I didn't take a ph sorry. I know JimmyJam grows scads of plants in it. That's all I needed to know. I'd say I'd do the test, but I'm likely to procrastinate lol.


----------



## novice (Mar 14, 2006)

No worries - you can let me know when you do pop in for the TWAS meeting


----------



## Darkblade48 (Jan 28, 2008)

Made in Japan, and likely imported from Hong Kong is right! There is both Japanese and Chinese on that bag.


----------



## TBemba (Jan 11, 2010)

Darkblade48 said:


> Made in Japan, and likely imported from Hong Kong is right!

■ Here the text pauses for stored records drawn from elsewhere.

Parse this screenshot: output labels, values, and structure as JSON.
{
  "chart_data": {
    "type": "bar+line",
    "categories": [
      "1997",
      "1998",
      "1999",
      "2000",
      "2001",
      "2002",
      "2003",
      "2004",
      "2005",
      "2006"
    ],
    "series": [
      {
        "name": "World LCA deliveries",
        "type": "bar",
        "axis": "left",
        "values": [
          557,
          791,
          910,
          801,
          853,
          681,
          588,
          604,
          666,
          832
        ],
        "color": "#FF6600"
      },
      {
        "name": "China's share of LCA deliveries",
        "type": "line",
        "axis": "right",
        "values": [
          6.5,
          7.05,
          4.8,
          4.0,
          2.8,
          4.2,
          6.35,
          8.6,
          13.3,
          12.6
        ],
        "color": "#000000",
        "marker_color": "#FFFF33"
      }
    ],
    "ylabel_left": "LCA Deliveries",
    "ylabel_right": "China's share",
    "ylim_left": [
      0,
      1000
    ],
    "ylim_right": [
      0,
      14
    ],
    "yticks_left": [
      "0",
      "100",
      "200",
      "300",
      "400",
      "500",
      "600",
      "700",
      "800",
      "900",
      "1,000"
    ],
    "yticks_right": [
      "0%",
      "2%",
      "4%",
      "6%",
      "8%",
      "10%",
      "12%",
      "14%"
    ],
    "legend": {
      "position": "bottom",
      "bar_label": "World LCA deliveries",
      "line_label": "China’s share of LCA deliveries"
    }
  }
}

There is both Japanese and Chinese on that bag.


Man I wish i could read that


----------



## jamesren (Aug 27, 2008)

It's said can stabilize PH 6.0-6.5. I used it good at beginning, quickly use out in few month. It's also said no need water change for 1 year, should interpret to last 1 year?


----------



## novice (Mar 14, 2006)

Hi james - thanks for translation clarifications.


----------



## matti2uude (Jan 10, 2009)

The Ada products are instock now if anyone was interested. This is a link to what they got
http://www.bcaquaria.com/forum/canadian-aquatics-36/ada-shipment-has-arrived-4317/#post39128


----------



## nicklfire (May 28, 2010)

matti2uude said:


> The Ada products are instock now if anyone was interested. This is a link to what they got
> http://www.bcaquaria.com/forum/canadian-aquatics-36/ada-shipment-has-arrived-4317/#post39128


Pat's stuff is mostly for pickup at his location. I suppose you could order from him, but the shipping would be expensive.. if there was enough interest on this board i could talk to him and see if we could do a big order for you guys, but it would only make sense if there was alot of people interested.. and prepayment would be required. It makes more sense to ship directly to toronto.. instead of shipping from overseas to van then van to toronto.. etc..


----------